On Friday, July 15, heads of state and leaders of EU governments were due to hold an urgent meeting to discuss possible responses to the crisis in the eurozone. It was the wish of European Council President Herman Van Rompuy, who has been trying since his appointment to establish himself as the host of this prestigious Areopagus. Alas, Europe’s leaders, with Angela Merkel at their head, have turned down the invitation, demonstrating their inability to act against what increasingly looks like a threat to the very existence of the European Union as we know it.

The wider situation has been grasped: Greece is nearing bankruptcy, despite belt-tightening and the money from the EU and the IMF; the Portuguese and Irish sovereign debts have been downgraded to “junk" by the rating agencies; and Italy is being forced, practically with a knife to her throat, to adopt a plan to cut 40 billion euros in spending.
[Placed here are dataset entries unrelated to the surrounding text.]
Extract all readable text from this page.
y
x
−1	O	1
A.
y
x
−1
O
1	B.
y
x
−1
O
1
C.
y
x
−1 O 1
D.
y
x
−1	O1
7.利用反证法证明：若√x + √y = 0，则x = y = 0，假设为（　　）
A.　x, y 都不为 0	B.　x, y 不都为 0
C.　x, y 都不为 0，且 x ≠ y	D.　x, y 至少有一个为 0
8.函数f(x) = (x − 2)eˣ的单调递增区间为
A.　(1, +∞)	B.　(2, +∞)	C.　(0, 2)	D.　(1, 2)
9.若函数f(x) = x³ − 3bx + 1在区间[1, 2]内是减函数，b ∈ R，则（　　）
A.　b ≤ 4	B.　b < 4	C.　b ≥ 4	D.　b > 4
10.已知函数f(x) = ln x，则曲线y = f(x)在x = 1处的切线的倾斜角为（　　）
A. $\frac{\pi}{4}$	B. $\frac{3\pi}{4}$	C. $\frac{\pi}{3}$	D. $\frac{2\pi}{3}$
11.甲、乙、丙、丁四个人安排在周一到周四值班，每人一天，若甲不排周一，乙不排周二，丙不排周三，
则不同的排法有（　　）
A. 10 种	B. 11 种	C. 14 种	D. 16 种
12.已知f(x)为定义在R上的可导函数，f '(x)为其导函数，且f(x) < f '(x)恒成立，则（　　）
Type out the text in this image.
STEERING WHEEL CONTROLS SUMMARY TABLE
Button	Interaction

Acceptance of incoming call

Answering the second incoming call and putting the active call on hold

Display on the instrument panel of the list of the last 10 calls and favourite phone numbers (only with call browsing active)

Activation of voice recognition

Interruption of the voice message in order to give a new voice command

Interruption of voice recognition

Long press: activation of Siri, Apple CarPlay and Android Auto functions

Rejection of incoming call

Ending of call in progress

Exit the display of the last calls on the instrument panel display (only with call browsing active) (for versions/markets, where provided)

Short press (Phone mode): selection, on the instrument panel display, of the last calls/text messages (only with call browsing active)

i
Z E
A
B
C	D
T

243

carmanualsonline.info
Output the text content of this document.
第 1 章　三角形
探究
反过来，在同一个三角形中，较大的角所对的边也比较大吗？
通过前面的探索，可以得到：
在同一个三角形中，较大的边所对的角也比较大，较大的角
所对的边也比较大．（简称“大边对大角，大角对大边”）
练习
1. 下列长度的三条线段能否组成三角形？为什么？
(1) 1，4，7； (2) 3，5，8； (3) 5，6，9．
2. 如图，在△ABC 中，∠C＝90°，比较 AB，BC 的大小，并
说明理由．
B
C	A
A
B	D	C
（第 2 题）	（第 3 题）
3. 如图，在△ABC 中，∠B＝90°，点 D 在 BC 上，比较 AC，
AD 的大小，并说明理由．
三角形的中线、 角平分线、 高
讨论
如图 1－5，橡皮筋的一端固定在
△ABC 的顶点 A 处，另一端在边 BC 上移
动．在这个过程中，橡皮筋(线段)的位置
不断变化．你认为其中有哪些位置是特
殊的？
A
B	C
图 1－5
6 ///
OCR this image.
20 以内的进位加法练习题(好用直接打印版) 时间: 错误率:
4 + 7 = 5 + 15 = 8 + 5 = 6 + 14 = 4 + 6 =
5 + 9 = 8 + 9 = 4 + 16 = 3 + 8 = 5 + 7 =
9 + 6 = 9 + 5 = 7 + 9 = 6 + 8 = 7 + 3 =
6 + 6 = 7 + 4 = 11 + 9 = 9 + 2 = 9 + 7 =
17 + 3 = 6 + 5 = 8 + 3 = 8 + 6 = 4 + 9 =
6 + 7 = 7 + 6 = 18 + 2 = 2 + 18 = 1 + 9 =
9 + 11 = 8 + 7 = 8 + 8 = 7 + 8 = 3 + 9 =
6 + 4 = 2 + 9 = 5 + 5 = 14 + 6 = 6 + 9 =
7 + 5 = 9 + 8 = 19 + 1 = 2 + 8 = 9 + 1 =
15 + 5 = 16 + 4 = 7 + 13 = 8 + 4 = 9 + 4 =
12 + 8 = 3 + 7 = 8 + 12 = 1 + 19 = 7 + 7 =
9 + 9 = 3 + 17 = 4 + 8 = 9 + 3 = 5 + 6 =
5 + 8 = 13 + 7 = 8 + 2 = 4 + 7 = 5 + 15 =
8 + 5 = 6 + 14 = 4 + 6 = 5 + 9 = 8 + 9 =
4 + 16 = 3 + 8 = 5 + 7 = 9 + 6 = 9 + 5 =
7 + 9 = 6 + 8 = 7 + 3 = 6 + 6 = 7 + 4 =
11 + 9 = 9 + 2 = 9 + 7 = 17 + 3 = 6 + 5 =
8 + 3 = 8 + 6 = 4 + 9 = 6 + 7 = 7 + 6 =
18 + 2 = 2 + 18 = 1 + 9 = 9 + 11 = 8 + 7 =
In response, the 17 states of the eurozone, as well as the European Central Bank and the Commission, are arguing over the strategy to adopt. “Owing to a lack of political leadership, squabbles over the conditions for the banking sector’s participation in the new aid package to Greece are leading nowhere. However, dear ministers, this is like nursing a cold when it’s cancer that’s the threat," [lamented Le Monde](http://abonnes.lemonde.fr/idees/article/2011/07/12/ces-gamins-qui-nous-gouvernent_1547754_3232.html" http://abonnes.lemonde.fr/idees/article/2011/07/12/ces-gamins-qui-nous-gouvernent_1547754_3232.html)after the last unsuccessful meeting of finance ministers.

Our leaders are, however working under mitigating circumstances – but those circumstances give even more reason for concern. The first, as Die Zeit explains, is that they must choose between, on one hand, domestic political pressure not to finance clearly useless bailouts that burden the people without troubling the banks – and, on the other, a financial sector that imposes its own rhythm, undermines states, and yet retains a strong argument: that its money is indispensable for financing state debts.

The second comes from across the Atlantic. On July 14 Standard & Poor's threatened to downgrade the credit rating of the United States. In Washington, Obama has so far failed to end the budget standoff with the Republicans. The financial crisis shaking Europe is thus threatening to undermine America, which would just worsen the situation on our continent further. US officials, however, don’t seem any more up to the task than the Europeans.

Whether indecisive, incompetent or simply paralysed by this challenge and the feeling of no longer being in control of the destiny of their countries, EU leaders must show determination. But it would take a very clever leader to show us the right way forward.